Is there any better combo in the world than chocolate and peanut butter?!?
For me- maybe dark chocolate and peanut butter...but that is a match made in heaven!
Using just 6 ingredients, this sweet dish is basically a giant peanut butter cup! First, gluten free Oreos and melted butter are combined and pressed into the pie plate, creating the crunchy crust. Then, it's baked for a few minutes until set. Next, cream cheese, peanut butter, powdered sugar, and whipped topping are blended until smooth. Now, spread the rich custard into the cooled crust. You can top with crushed Oreos, peanut butter cups, or a chocolate or peanut butter drizzle. Finally, the pie needs to be refrigerated for a few hours to set up. This pie can even be placed in the freezer for a cooler treat!
It's easy to see why this make-ahead dessert is an easy crowd-pleaser!
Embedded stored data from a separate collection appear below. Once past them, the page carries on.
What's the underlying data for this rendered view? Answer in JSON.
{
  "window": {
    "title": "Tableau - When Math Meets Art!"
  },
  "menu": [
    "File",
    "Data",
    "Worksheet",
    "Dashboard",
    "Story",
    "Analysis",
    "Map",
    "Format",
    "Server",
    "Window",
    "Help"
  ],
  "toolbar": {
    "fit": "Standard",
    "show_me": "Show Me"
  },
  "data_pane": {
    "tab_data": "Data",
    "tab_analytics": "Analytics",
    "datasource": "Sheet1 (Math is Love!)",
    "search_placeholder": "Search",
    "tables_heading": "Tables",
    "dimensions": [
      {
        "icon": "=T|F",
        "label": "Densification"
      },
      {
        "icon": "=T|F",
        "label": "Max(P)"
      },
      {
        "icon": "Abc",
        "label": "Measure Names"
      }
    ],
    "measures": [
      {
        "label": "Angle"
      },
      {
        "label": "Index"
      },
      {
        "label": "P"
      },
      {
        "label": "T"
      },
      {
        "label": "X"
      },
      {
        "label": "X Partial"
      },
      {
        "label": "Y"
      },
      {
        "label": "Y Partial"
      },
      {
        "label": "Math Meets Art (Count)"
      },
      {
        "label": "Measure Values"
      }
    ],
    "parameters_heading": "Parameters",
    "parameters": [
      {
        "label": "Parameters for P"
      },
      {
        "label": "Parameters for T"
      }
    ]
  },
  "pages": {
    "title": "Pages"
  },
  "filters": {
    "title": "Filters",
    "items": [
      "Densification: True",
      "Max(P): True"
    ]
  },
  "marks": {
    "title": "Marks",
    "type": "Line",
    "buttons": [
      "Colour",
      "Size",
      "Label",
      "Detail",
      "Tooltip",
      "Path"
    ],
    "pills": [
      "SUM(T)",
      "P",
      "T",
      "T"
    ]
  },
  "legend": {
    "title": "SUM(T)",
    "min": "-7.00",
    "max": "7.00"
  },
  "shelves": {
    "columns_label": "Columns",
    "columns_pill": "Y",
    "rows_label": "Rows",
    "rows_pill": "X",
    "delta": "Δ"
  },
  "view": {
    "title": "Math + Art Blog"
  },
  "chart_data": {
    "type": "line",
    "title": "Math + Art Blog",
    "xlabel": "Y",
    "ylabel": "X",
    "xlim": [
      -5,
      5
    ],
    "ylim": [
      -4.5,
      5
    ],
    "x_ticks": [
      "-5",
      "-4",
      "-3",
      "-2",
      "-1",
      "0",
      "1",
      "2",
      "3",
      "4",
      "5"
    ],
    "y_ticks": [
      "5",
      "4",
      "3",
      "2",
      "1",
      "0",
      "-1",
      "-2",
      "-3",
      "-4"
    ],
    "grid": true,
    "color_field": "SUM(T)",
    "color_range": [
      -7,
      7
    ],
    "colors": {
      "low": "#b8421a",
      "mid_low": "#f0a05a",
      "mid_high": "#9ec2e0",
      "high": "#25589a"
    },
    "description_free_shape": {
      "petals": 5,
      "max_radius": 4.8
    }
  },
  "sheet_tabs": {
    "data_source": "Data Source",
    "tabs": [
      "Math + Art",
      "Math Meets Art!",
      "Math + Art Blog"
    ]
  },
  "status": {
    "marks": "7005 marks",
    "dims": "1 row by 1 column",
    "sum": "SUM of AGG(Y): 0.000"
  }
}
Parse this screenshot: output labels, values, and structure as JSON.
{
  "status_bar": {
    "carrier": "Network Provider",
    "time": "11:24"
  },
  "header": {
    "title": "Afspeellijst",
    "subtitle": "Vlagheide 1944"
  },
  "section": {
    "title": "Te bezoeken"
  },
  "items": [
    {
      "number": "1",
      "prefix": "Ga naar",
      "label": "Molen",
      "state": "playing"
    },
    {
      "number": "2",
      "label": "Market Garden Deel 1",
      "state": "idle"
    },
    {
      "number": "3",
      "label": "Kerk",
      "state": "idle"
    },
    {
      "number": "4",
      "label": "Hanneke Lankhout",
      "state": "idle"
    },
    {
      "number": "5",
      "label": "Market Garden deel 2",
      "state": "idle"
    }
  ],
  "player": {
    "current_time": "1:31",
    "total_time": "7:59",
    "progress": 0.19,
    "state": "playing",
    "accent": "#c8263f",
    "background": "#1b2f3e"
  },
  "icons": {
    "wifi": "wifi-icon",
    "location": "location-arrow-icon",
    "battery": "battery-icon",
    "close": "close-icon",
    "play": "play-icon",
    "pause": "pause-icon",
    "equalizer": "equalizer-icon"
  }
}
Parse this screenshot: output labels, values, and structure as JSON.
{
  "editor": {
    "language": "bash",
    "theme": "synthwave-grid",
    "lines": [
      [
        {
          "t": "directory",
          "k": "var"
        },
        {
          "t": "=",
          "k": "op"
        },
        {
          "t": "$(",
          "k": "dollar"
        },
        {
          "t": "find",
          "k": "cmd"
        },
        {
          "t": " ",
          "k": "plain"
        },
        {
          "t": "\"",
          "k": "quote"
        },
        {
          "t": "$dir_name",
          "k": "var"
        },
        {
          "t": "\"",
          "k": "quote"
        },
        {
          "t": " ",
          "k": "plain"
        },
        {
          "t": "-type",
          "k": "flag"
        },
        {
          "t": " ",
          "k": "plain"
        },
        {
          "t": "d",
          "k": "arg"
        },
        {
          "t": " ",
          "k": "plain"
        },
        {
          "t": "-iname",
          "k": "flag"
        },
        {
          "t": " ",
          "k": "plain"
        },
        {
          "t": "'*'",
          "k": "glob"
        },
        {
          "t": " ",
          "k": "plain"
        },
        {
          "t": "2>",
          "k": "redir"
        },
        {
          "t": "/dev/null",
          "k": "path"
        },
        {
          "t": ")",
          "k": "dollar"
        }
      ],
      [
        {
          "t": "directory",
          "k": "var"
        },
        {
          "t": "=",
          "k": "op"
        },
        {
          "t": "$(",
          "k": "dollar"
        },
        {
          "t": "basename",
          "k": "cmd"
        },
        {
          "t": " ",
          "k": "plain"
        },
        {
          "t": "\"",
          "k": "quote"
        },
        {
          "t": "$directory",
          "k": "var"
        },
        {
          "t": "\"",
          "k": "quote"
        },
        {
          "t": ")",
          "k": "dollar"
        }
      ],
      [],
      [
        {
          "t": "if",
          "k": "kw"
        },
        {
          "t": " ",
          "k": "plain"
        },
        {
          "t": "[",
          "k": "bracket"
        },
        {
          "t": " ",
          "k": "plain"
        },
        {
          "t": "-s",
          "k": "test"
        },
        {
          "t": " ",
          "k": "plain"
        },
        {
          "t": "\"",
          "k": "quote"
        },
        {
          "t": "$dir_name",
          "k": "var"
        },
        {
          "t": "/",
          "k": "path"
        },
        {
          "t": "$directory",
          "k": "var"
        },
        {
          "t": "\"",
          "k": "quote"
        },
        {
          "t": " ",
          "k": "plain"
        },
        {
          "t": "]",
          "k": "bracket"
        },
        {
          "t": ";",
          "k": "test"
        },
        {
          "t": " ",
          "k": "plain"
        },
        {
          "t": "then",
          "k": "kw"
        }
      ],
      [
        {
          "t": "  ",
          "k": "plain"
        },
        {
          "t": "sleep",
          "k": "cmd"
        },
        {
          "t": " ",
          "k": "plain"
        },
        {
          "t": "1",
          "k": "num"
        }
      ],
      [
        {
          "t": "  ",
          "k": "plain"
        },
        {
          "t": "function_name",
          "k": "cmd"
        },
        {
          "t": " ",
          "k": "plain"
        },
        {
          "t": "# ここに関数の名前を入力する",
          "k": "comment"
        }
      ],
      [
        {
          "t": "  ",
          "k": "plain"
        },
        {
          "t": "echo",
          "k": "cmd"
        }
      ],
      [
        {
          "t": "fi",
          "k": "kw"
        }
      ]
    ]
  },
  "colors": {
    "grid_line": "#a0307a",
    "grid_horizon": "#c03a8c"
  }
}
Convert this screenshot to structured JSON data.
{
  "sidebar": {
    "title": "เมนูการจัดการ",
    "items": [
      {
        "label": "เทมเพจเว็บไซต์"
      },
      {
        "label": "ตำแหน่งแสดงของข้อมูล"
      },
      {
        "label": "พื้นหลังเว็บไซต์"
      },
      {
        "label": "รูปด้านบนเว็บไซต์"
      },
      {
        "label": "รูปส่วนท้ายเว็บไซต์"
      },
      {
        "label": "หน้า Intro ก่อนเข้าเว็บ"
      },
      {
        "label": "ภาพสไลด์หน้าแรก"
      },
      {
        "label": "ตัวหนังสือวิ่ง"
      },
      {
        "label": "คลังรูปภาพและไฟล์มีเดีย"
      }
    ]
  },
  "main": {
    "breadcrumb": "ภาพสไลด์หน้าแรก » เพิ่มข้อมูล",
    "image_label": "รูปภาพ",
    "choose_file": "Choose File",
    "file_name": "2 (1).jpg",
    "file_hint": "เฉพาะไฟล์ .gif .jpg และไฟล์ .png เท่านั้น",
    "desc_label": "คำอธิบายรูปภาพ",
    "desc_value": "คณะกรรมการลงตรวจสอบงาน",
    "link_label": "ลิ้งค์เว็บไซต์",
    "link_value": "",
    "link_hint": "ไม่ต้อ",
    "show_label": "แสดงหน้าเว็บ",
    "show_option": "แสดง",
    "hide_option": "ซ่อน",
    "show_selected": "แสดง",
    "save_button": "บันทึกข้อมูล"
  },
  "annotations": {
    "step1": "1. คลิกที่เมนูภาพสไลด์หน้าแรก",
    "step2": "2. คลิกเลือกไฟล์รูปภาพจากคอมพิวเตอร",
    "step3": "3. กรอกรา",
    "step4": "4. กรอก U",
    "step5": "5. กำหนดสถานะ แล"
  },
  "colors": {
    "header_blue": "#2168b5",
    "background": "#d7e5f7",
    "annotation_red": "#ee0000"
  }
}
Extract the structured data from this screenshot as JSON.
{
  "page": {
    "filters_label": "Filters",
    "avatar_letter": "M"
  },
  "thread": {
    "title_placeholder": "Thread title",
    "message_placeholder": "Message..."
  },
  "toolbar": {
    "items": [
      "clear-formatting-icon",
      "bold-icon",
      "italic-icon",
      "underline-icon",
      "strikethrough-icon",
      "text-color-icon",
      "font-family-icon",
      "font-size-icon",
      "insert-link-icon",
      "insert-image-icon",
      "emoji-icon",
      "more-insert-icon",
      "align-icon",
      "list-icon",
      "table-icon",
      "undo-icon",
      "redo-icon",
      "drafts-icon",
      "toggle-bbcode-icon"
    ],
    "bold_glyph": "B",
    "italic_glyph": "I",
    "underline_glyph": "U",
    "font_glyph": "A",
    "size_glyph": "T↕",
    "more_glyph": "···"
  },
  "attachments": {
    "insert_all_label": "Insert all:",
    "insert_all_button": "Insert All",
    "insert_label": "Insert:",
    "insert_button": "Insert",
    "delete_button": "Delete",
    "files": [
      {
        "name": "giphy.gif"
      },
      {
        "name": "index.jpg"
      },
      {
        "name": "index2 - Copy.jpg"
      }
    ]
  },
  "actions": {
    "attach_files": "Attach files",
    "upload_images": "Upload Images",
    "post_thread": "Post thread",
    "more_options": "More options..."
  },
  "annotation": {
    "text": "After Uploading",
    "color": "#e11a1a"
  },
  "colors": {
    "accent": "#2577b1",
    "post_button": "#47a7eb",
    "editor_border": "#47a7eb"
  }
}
Peanut butter pie usually has a chocolate crust with a sweet filling. Oreos are the crust of choice; however, you can use any chocolate cookie. The custard is created with peanut butter, cream cheese, whipped topping, and powdered sugar. The pie is then refrigerated until ready to serve.
Yes! With cream cheese and whipped topping, peanut butter pie should be kept in the fridge until ready to serve. It should also be in the fridge for at least 4 hours prior to serving. This allows the peanut butter custard to set before slicing. You can also freeze and serve frozen.
A creamy peanut butter will work best. Be careful with natural peanut butters, which may not have enough oil to create a smooth texture.
This pie will last in the fridge for 4-5 days. It can also be wrapped tightly and frozen for up to one month. Simply thaw in the fridge overnight before serving.
With an Oreo crust and a rich peanut butter custard, this gluten free peanut butter pie makes a simple, yet unapologetically sinful treat!